The point is, AmEx’s generally affluent customers are typically able to shrug off economic woes. This stock’s sizable pullback is rooted in fear that’s mostly unmerited.

3. Apple

Finally, add Apple (AAPL 0.32%) to your list of Warren Buffett stocks to buy right now if there’s a little bit of money you’d like to put to long-term work.

Yes, Berkshire has been lightening up its stake in Apple since late 2023, culling its position to less than half of what it was then. Don’t lose perspective, though. Those sales followed a hefty run-up and then more than a year’s worth of stagnation. Buffett is bold and doesn’t mind a lack of diversification, but even he has limits. It’s also worth remembering that Apple is still Berkshire Hathaway’s single-biggest position, making up nearly one-fourth of the conglomerate’s total stock portfolio. That’s hardly an indication of concern about its future.

There’s a very specific reason you might want to dive into a position in Apple while shares are down 18% from December’s peak and trading at a multi-month low. That is, artificial intelligence (AI) could prove quite catalytic for this stock over the course of the next couple of years.

Admittedly, that doesn’t seem to be the case thus far. The iPhone 16 that became available in September is fully capable of running the Apple Intelligence assistant app that debuted in October. But interest has been lethargic. And the investing crowd is getting restless as a result.

As KeyBanc Capital Markets analyst Brandon Nispel recently noted, “With 2025 iPhone growth expectations now 1% (down from 7% just two quarters ago) and key catalysts around Apple Intelligence Siri upgrades now delayed, we think bulls will lose confidence in any upgrade cycle hope,” echoing the sentiment plenty of others are voicing about Apple’s AI business to date.

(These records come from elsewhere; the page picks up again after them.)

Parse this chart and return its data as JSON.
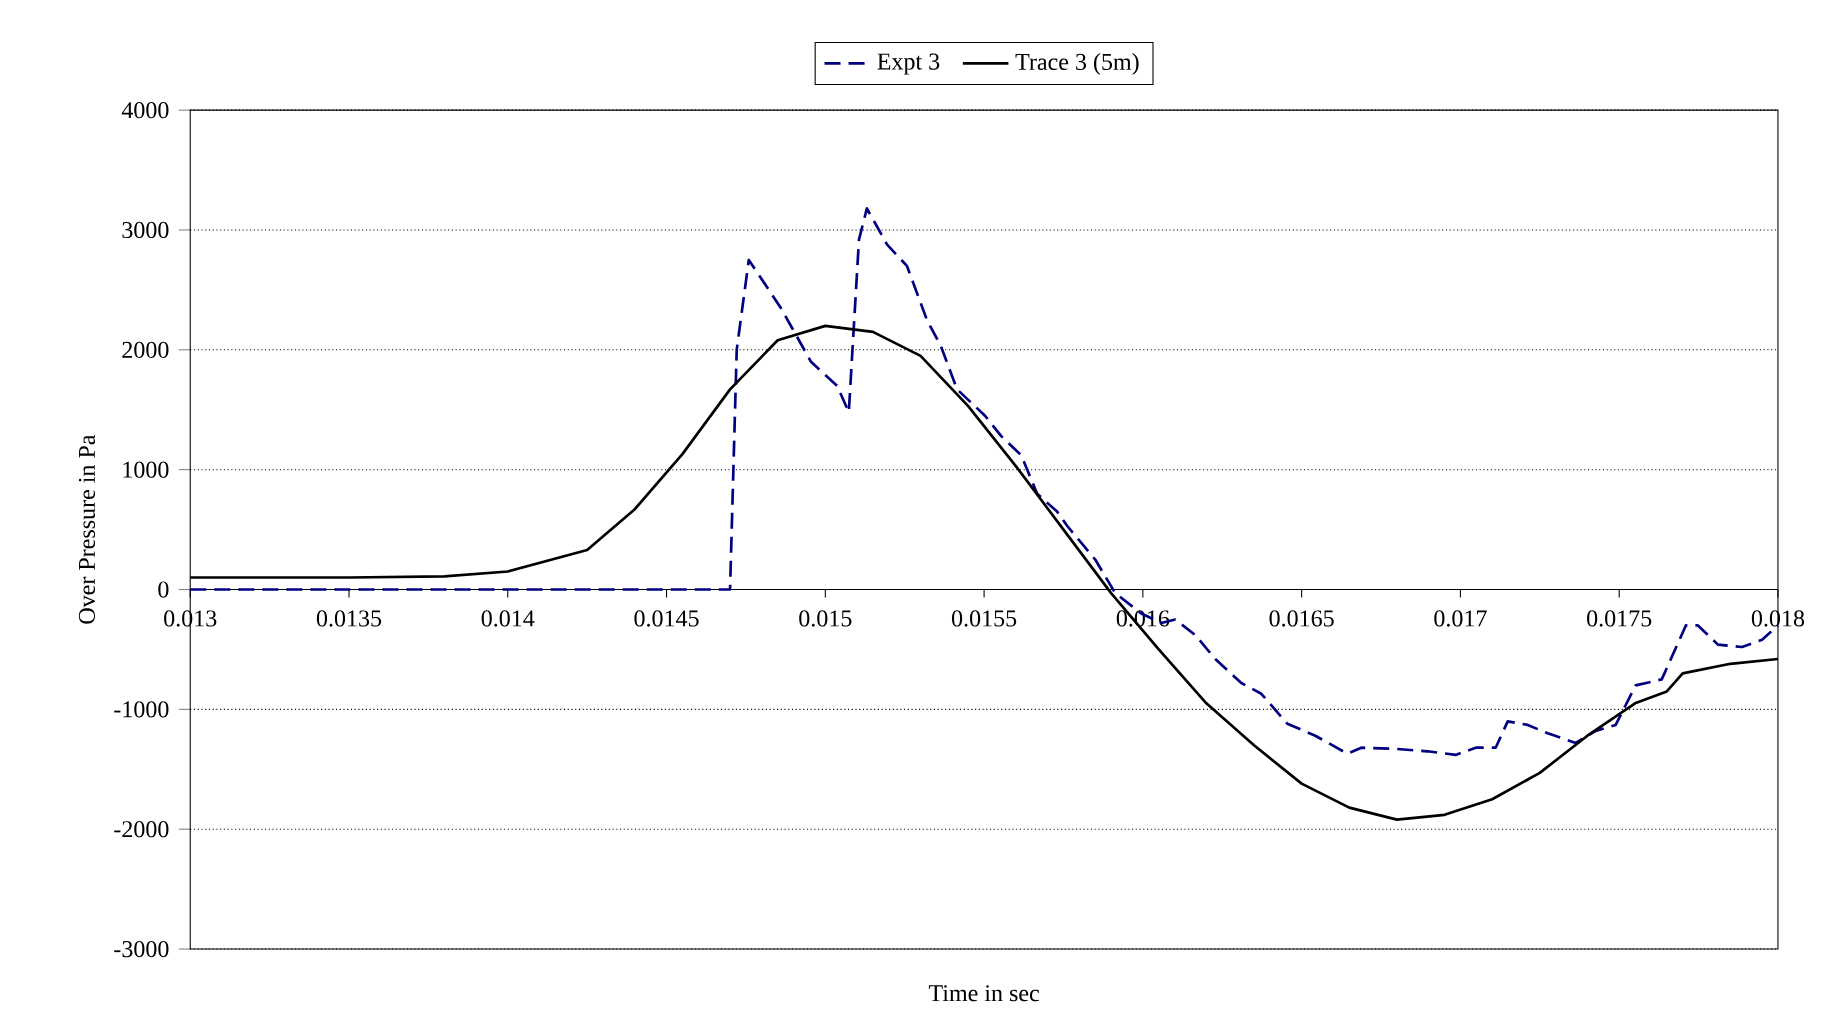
{
  "chart_data": {
    "type": "line",
    "xlabel": "Time in sec",
    "ylabel": "Over Pressure in Pa",
    "xlim": [
      0.013,
      0.018
    ],
    "ylim": [
      -3000,
      4000
    ],
    "xticks": [
      0.013,
      0.0135,
      0.014,
      0.0145,
      0.015,
      0.0155,
      0.016,
      0.0165,
      0.017,
      0.0175,
      0.018
    ],
    "yticks": [
      -3000,
      -2000,
      -1000,
      0,
      1000,
      2000,
      3000,
      4000
    ],
    "grid": "y",
    "legend": "top",
    "marker": "none",
    "series": [
      {
        "name": "Expt 3",
        "color": "#000080",
        "line_style": "dashed",
        "x": [
          0.013,
          0.0147,
          0.014721,
          0.014759,
          0.01486,
          0.014955,
          0.015037,
          0.015074,
          0.015106,
          0.015131,
          0.015194,
          0.015257,
          0.01532,
          0.015364,
          0.015415,
          0.015503,
          0.015554,
          0.015617,
          0.015667,
          0.01573,
          0.015762,
          0.01585,
          0.015913,
          0.015995,
          0.016058,
          0.016102,
          0.016165,
          0.016228,
          0.01631,
          0.016373,
          0.016455,
          0.016543,
          0.016644,
          0.016688,
          0.016795,
          0.016897,
          0.016985,
          0.017048,
          0.017111,
          0.017149,
          0.017212,
          0.017275,
          0.017363,
          0.017426,
          0.017489,
          0.017552,
          0.017634,
          0.01771,
          0.017748,
          0.017811,
          0.017887,
          0.01795,
          0.018
        ],
        "values": [
          0,
          0,
          2000,
          2750,
          2350,
          1900,
          1700,
          1480,
          2920,
          3180,
          2880,
          2700,
          2250,
          2030,
          1670,
          1450,
          1280,
          1120,
          800,
          650,
          530,
          250,
          -30,
          -200,
          -280,
          -250,
          -380,
          -580,
          -780,
          -870,
          -1120,
          -1220,
          -1370,
          -1320,
          -1330,
          -1350,
          -1380,
          -1320,
          -1320,
          -1100,
          -1130,
          -1200,
          -1280,
          -1180,
          -1130,
          -800,
          -750,
          -300,
          -300,
          -460,
          -480,
          -420,
          -300
        ]
      },
      {
        "name": "Trace 3 (5m)",
        "color": "#000000",
        "line_style": "solid",
        "x": [
          0.013,
          0.0135,
          0.0138,
          0.014,
          0.01425,
          0.0144,
          0.01455,
          0.0147,
          0.01485,
          0.015,
          0.01515,
          0.0153,
          0.01545,
          0.0156,
          0.01575,
          0.0159,
          0.01605,
          0.0162,
          0.01635,
          0.0165,
          0.01665,
          0.0168,
          0.01695,
          0.0171,
          0.01725,
          0.0174,
          0.01755,
          0.01765,
          0.0177,
          0.01785,
          0.018
        ],
        "values": [
          100,
          100,
          110,
          150,
          330,
          670,
          1130,
          1670,
          2080,
          2200,
          2150,
          1950,
          1530,
          1030,
          500,
          -30,
          -500,
          -950,
          -1300,
          -1620,
          -1820,
          -1920,
          -1880,
          -1750,
          -1530,
          -1220,
          -950,
          -850,
          -700,
          -620,
          -580
        ]
      }
    ]
  }
}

As the old adage goes, it’s darkest before dawn. So don’t give up hope here. If anything, now’s the time to dig in.

This might help: While the company’s consumer-facing artificial intelligence offerings haven’t really moved the needle much yet, there are analysts who still believe Apple’s day in the sun is coming. It was just never going to be now.

As Jefferies analyst Edison Lee explained late last year: “We like Apple Intelligence long term, as Apple is the only hardware-software integrated player that can leverage proprietary data to offer low-cost, personalized AI services. However, smartphone hardware needs rework before being capable of serious AI, likely by 2026/27.”

Veteran investors know that stocks have a knack for moving preemptively in anticipation of these kinds of causalities.